His television commercials were innovative in both their visual impact and emotional appeal. In a famous campaign for Eastern Airlines in the late 1960s called "The Wings of Man," he started with shots of cranes and owls and other birds in evoking the marvel of flight. Another ad, for Johnson's Baby Powder, featured close-ups of an infant from the mother's perspective.

Mr. Frankfurt was just a year out of college when, in 1957, he joined Young & Rubicam's nascent television division. There he was given a great deal of freedom to experiment in steering commercials away from the talking-head format toward a show-don't-tell approach. He used the sound of a beating heart for Excedrin ads and a strobe-lightlike effect for Band-Aids. A commercial for Modess sanitary napkins began with what appeared to be an abstract painting whose elements came together to form an elegant woman in a long evening gown.

The Museum of Modern Art in New York acquired the commercial for its permanent collection.

Mr. Frankfurt would often enlist high-priced talent for his commercials, like the photographer Irving Penn for the baby powder campaign and the actor Bert Lahr for the Lay's potato chips spot. The director Howard Zieff, later known for films like "Private Benjamin" (1980), also worked for him.

"Television was a toy then," Mr. Frankfurt said in 1983 when he was named to the Art Directors Hall of Fame. "We had creative freedom."

Mr. Frankfurt became president of Young & Rubicam at the age of 36, a feat remarkable not just because of his relative youth but also because it was almost unheard-of then in advertising to have a top executive come out of the art department.
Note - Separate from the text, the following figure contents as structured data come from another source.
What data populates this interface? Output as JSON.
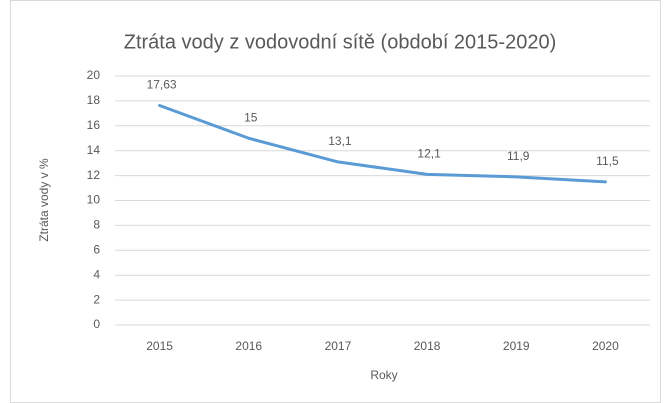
{
  "chart_data": {
    "type": "line",
    "title": "Ztráta vody z vodovodní sítě (období 2015-2020)",
    "x_label": "Roky",
    "y_label": "Ztráta vody v %",
    "categories": [
      "2015",
      "2016",
      "2017",
      "2018",
      "2019",
      "2020"
    ],
    "values": [
      17.63,
      15,
      13.1,
      12.1,
      11.9,
      11.5
    ],
    "value_labels": [
      "17,63",
      "15",
      "13,1",
      "12,1",
      "11,9",
      "11,5"
    ],
    "color": "#5b9bd5",
    "ylim": [
      0,
      20
    ],
    "yticks": [
      0,
      2,
      4,
      6,
      8,
      10,
      12,
      14,
      16,
      18,
      20
    ],
    "grid": true
  }
}
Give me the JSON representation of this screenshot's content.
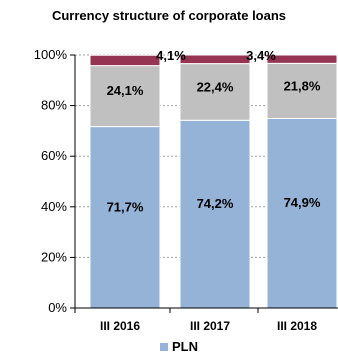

"A creative person being the head of an ad agency back then was unbelievable," said George Lois, a prominent art director who was pushing the creative boundaries at his own firm at the same time. Mr. Frankfurt's promotion, he said, was a sign of how the industry was embracing the experts in visual arts.

Hollywood also took note of Mr. Frankfurt's work. Alan J. Pakula, as the producer, hired him to create the title sequence for "To Kill a Mockingbird" (1962), in which the tomboy Scout unpacks treasures from a cigar box to a haunting score. (These would later be revealed to be gifts from her mysterious neighbor Boo Radley.) His goal, Mr. Frankfurt told The New York Times in 2005, was "to find a way to get into the head of a child."
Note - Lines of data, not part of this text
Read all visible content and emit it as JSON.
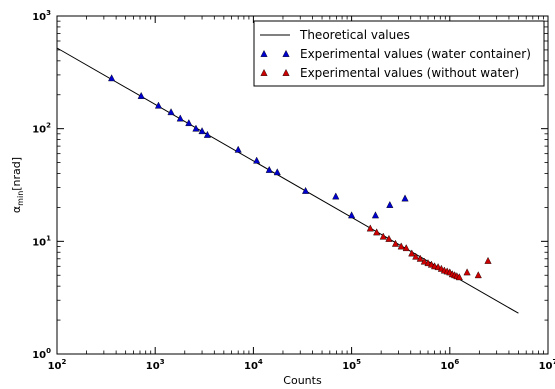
{
  "chart_data": {
    "type": "scatter",
    "xlabel": "Counts",
    "ylabel_main": "α",
    "ylabel_sub": "min",
    "ylabel_unit": "[nrad]",
    "xscale": "log",
    "yscale": "log",
    "xlim": [
      100,
      10000000
    ],
    "ylim": [
      1,
      1000
    ],
    "x_tick_labels": [
      {
        "base": "10",
        "exp": "2"
      },
      {
        "base": "10",
        "exp": "3"
      },
      {
        "base": "10",
        "exp": "4"
      },
      {
        "base": "10",
        "exp": "5"
      },
      {
        "base": "10",
        "exp": "6"
      },
      {
        "base": "10",
        "exp": "7"
      }
    ],
    "y_tick_labels": [
      {
        "base": "10",
        "exp": "0"
      },
      {
        "base": "10",
        "exp": "1"
      },
      {
        "base": "10",
        "exp": "2"
      },
      {
        "base": "10",
        "exp": "3"
      }
    ],
    "legend_position": "top-right",
    "series": [
      {
        "name": "Theoretical values",
        "kind": "line",
        "color": "#000000",
        "x": [
          100,
          5000000
        ],
        "y": [
          520,
          2.3
        ]
      },
      {
        "name": "Experimental values (water container)",
        "kind": "marker",
        "marker": "triangle",
        "color": "#0000cc",
        "x": [
          360,
          720,
          1080,
          1450,
          1800,
          2200,
          2600,
          3000,
          3400,
          7000,
          10800,
          14500,
          17500,
          34000,
          69000,
          100000,
          175000,
          245000,
          350000
        ],
        "y": [
          280,
          195,
          160,
          140,
          123,
          112,
          100,
          95,
          88,
          65,
          52,
          43,
          41,
          28,
          25,
          17,
          17,
          21,
          24
        ]
      },
      {
        "name": "Experimental values (without water)",
        "kind": "marker",
        "marker": "triangle",
        "color": "#cc0000",
        "x": [
          155000,
          180000,
          210000,
          240000,
          280000,
          320000,
          360000,
          410000,
          450000,
          500000,
          550000,
          600000,
          650000,
          700000,
          760000,
          820000,
          880000,
          940000,
          1000000,
          1060000,
          1120000,
          1180000,
          1250000,
          1500000,
          1950000,
          2450000
        ],
        "y": [
          13,
          12,
          11,
          10.5,
          9.5,
          9,
          8.7,
          7.8,
          7.3,
          7,
          6.6,
          6.4,
          6.2,
          6,
          5.9,
          5.7,
          5.5,
          5.4,
          5.3,
          5.1,
          5,
          4.9,
          4.8,
          5.3,
          5,
          6.7
        ]
      }
    ]
  }
}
He went on to receive movie assignments regularly, creating titles and directing marketing campaigns for "Rosemary's Baby" (1968), "Superman" (1978) and "Kramer vs. Kramer" (1979), among other films.
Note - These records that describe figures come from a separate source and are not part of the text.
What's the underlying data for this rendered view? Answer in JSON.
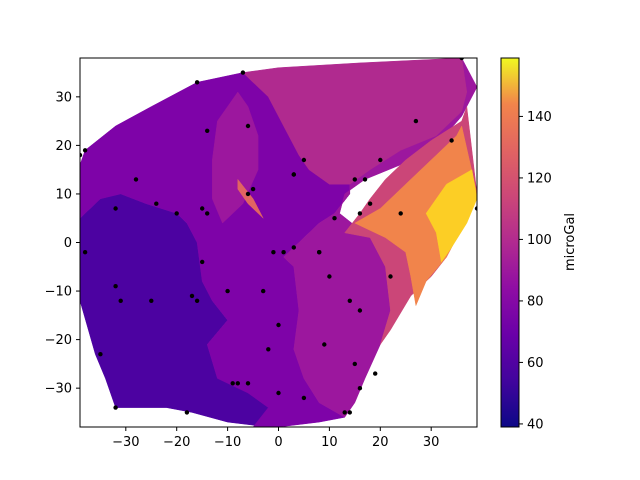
{
  "chart_data": {
    "type": "contourf",
    "xlim": [
      -39,
      39
    ],
    "ylim": [
      -38,
      38
    ],
    "x_ticks": [
      -30,
      -20,
      -10,
      0,
      10,
      20,
      30
    ],
    "y_ticks": [
      -30,
      -20,
      -10,
      0,
      10,
      20,
      30
    ],
    "x_tick_labels": [
      "−30",
      "−20",
      "−10",
      "0",
      "10",
      "20",
      "30"
    ],
    "y_tick_labels": [
      "−30",
      "−20",
      "−10",
      "0",
      "10",
      "20",
      "30"
    ],
    "colorbar": {
      "label": "microGal",
      "min": 39,
      "max": 159,
      "ticks": [
        40,
        60,
        80,
        100,
        120,
        140
      ],
      "tick_labels": [
        "40",
        "60",
        "80",
        "100",
        "120",
        "140"
      ],
      "colormap": "plasma"
    },
    "regions": [
      {
        "level": 55,
        "color": "#4c02a1",
        "points": [
          [
            -39,
            -11
          ],
          [
            -39,
            5
          ],
          [
            -35,
            9
          ],
          [
            -31,
            10
          ],
          [
            -26,
            8
          ],
          [
            -20,
            6
          ],
          [
            -18,
            4
          ],
          [
            -16,
            0
          ],
          [
            -15,
            -8
          ],
          [
            -13,
            -12
          ],
          [
            -10,
            -16
          ],
          [
            -14,
            -21
          ],
          [
            -12,
            -28
          ],
          [
            -9,
            -29
          ],
          [
            -5,
            -31
          ],
          [
            -1,
            -33
          ],
          [
            0,
            -34
          ],
          [
            -2,
            -38
          ],
          [
            -10,
            -37
          ],
          [
            -17,
            -35
          ],
          [
            -22,
            -34
          ],
          [
            -32,
            -34
          ],
          [
            -34,
            -28
          ],
          [
            -36,
            -23
          ],
          [
            -39,
            -12
          ]
        ]
      },
      {
        "level": 70,
        "color": "#7e03a8",
        "points": [
          [
            -39,
            16
          ],
          [
            -38,
            19
          ],
          [
            -32,
            24
          ],
          [
            -25,
            28
          ],
          [
            -16,
            33
          ],
          [
            -7,
            35
          ],
          [
            -5,
            33
          ],
          [
            1,
            28
          ],
          [
            4,
            22
          ],
          [
            6,
            17
          ],
          [
            10,
            15
          ],
          [
            12,
            13
          ],
          [
            14,
            13
          ],
          [
            14,
            10
          ],
          [
            11,
            6
          ],
          [
            8,
            4
          ],
          [
            4,
            0
          ],
          [
            1,
            -3
          ],
          [
            3,
            -5
          ],
          [
            4,
            -14
          ],
          [
            3,
            -22
          ],
          [
            5,
            -28
          ],
          [
            8,
            -33
          ],
          [
            13,
            -36
          ],
          [
            8,
            -37
          ],
          [
            0,
            -38
          ],
          [
            -5,
            -38
          ],
          [
            -2,
            -34
          ],
          [
            -6,
            -31
          ],
          [
            -12,
            -28
          ],
          [
            -14,
            -21
          ],
          [
            -10,
            -16
          ],
          [
            -13,
            -12
          ],
          [
            -15,
            -8
          ],
          [
            -16,
            0
          ],
          [
            -18,
            4
          ],
          [
            -20,
            6
          ],
          [
            -26,
            8
          ],
          [
            -31,
            10
          ],
          [
            -35,
            9
          ],
          [
            -39,
            5
          ]
        ]
      },
      {
        "level": 80,
        "color": "#9c179e",
        "points": [
          [
            -7,
            35
          ],
          [
            10,
            36
          ],
          [
            36,
            38
          ],
          [
            39,
            32
          ],
          [
            36,
            26
          ],
          [
            31,
            20
          ],
          [
            24,
            16
          ],
          [
            17,
            13
          ],
          [
            13,
            10
          ],
          [
            12,
            6
          ],
          [
            18,
            1
          ],
          [
            21,
            -5
          ],
          [
            22,
            -14
          ],
          [
            20,
            -21
          ],
          [
            17,
            -28
          ],
          [
            15,
            -33
          ],
          [
            13,
            -36
          ],
          [
            8,
            -33
          ],
          [
            5,
            -28
          ],
          [
            3,
            -22
          ],
          [
            4,
            -14
          ],
          [
            3,
            -5
          ],
          [
            1,
            -3
          ],
          [
            4,
            0
          ],
          [
            8,
            4
          ],
          [
            11,
            6
          ],
          [
            14,
            10
          ],
          [
            14,
            13
          ],
          [
            12,
            13
          ],
          [
            10,
            15
          ],
          [
            6,
            17
          ],
          [
            4,
            22
          ],
          [
            1,
            28
          ],
          [
            -5,
            33
          ]
        ]
      },
      {
        "level": 85,
        "color": "#9c179e",
        "points": [
          [
            -13,
            17
          ],
          [
            -12,
            25
          ],
          [
            -8,
            31
          ],
          [
            -6,
            28
          ],
          [
            -4,
            22
          ],
          [
            -4,
            15
          ],
          [
            -7,
            8
          ],
          [
            -11,
            4
          ],
          [
            -13,
            9
          ]
        ]
      },
      {
        "level": 95,
        "color": "#b02a8f",
        "points": [
          [
            -7,
            35
          ],
          [
            0,
            36
          ],
          [
            16,
            37
          ],
          [
            36,
            38
          ],
          [
            37,
            31
          ],
          [
            36,
            27
          ],
          [
            31,
            22
          ],
          [
            24,
            19
          ],
          [
            18,
            15
          ],
          [
            14,
            12
          ],
          [
            10,
            12
          ],
          [
            6,
            15
          ],
          [
            4,
            18
          ],
          [
            1,
            24
          ],
          [
            -2,
            30
          ]
        ]
      },
      {
        "level": 105,
        "color": "#cb4678",
        "points": [
          [
            13,
            2
          ],
          [
            16,
            6
          ],
          [
            18,
            9
          ],
          [
            21,
            13
          ],
          [
            25,
            17
          ],
          [
            30,
            21
          ],
          [
            36,
            25
          ],
          [
            37,
            28
          ],
          [
            39,
            10
          ],
          [
            36,
            3
          ],
          [
            33,
            -3
          ],
          [
            30,
            -7
          ],
          [
            26,
            -11
          ],
          [
            22,
            -18
          ],
          [
            20,
            -21
          ],
          [
            22,
            -14
          ],
          [
            21,
            -5
          ],
          [
            18,
            1
          ]
        ]
      },
      {
        "level": 120,
        "color": "#f1844b",
        "points": [
          [
            15,
            4
          ],
          [
            20,
            7
          ],
          [
            23,
            10
          ],
          [
            27,
            14
          ],
          [
            31,
            18
          ],
          [
            35,
            22
          ],
          [
            36,
            24
          ],
          [
            39,
            10
          ],
          [
            36,
            3
          ],
          [
            33,
            -3
          ],
          [
            29,
            -8
          ],
          [
            27,
            -13
          ],
          [
            26,
            -7
          ],
          [
            25,
            -2
          ],
          [
            21,
            1
          ]
        ]
      },
      {
        "level": 150,
        "color": "#fcce25",
        "points": [
          [
            29,
            6
          ],
          [
            33,
            12
          ],
          [
            38,
            15
          ],
          [
            39,
            9
          ],
          [
            37,
            4
          ],
          [
            34,
            -1
          ],
          [
            32,
            -4
          ],
          [
            31,
            2
          ]
        ]
      },
      {
        "level": 110,
        "color": "#e16462",
        "points": [
          [
            -8,
            11
          ],
          [
            -6,
            8
          ],
          [
            -3,
            5
          ],
          [
            -5,
            9
          ],
          [
            -8,
            13
          ]
        ]
      }
    ],
    "points": [
      [
        -39,
        18
      ],
      [
        -38,
        19
      ],
      [
        -28,
        13
      ],
      [
        -32,
        7
      ],
      [
        -24,
        8
      ],
      [
        -20,
        6
      ],
      [
        -16,
        33
      ],
      [
        -14,
        23
      ],
      [
        -15,
        7
      ],
      [
        -14,
        6
      ],
      [
        -7,
        35
      ],
      [
        -6,
        24
      ],
      [
        -6,
        10
      ],
      [
        -5,
        11
      ],
      [
        -15,
        -4
      ],
      [
        -10,
        -10
      ],
      [
        -17,
        -11
      ],
      [
        -16,
        -12
      ],
      [
        -25,
        -12
      ],
      [
        -32,
        -9
      ],
      [
        -31,
        -12
      ],
      [
        -38,
        -2
      ],
      [
        -35,
        -23
      ],
      [
        -32,
        -34
      ],
      [
        -18,
        -35
      ],
      [
        -9,
        -29
      ],
      [
        -8,
        -29
      ],
      [
        -6,
        -29
      ],
      [
        -3,
        -10
      ],
      [
        -1,
        -2
      ],
      [
        1,
        -2
      ],
      [
        3,
        -1
      ],
      [
        0,
        -17
      ],
      [
        -2,
        -22
      ],
      [
        0,
        -31
      ],
      [
        5,
        -32
      ],
      [
        3,
        14
      ],
      [
        3,
        14
      ],
      [
        5,
        17
      ],
      [
        8,
        -2
      ],
      [
        8,
        -2
      ],
      [
        10,
        -7
      ],
      [
        11,
        5
      ],
      [
        9,
        -21
      ],
      [
        14,
        -12
      ],
      [
        15,
        13
      ],
      [
        16,
        6
      ],
      [
        17,
        13
      ],
      [
        18,
        8
      ],
      [
        20,
        17
      ],
      [
        24,
        6
      ],
      [
        22,
        -7
      ],
      [
        16,
        -14
      ],
      [
        15,
        -25
      ],
      [
        16,
        -30
      ],
      [
        19,
        -27
      ],
      [
        13,
        -35
      ],
      [
        14,
        -35
      ],
      [
        27,
        25
      ],
      [
        34,
        21
      ],
      [
        39,
        7
      ],
      [
        36,
        38
      ]
    ]
  }
}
Stephen Owen Frankfurt was born on Dec. 17, 1931, in Manhattan to Blanche and Milton Frankfurt. His father was a lawyer for New York City. Stephen attended the High School of Music and Art and Pratt Institute. (He returned to Pratt to earn a doctorate in 1975.) Trying to break into the film industry, he worked as a background painter for an animation studio during college and immediately afterward.

He left Young & Rubicam four years after he was named president. "I never had a frustrating day in that company, until I became president," he said in an interview for the Art Directors Awards. He started his own communications firm, under his own name, in 1971.

Mr. Frankfurt's first marriage, to Suzanne Allen, ended in divorce. He married Kay Gadda in 1969. In addition to his wife, he is survived by two sons from his first marriage, Jaime and Peter; four children from his second marriage, Nicholas, Abigail and Emily Frankfurt and Rebecca Nadler; a brother, Michael; and three grandchildren.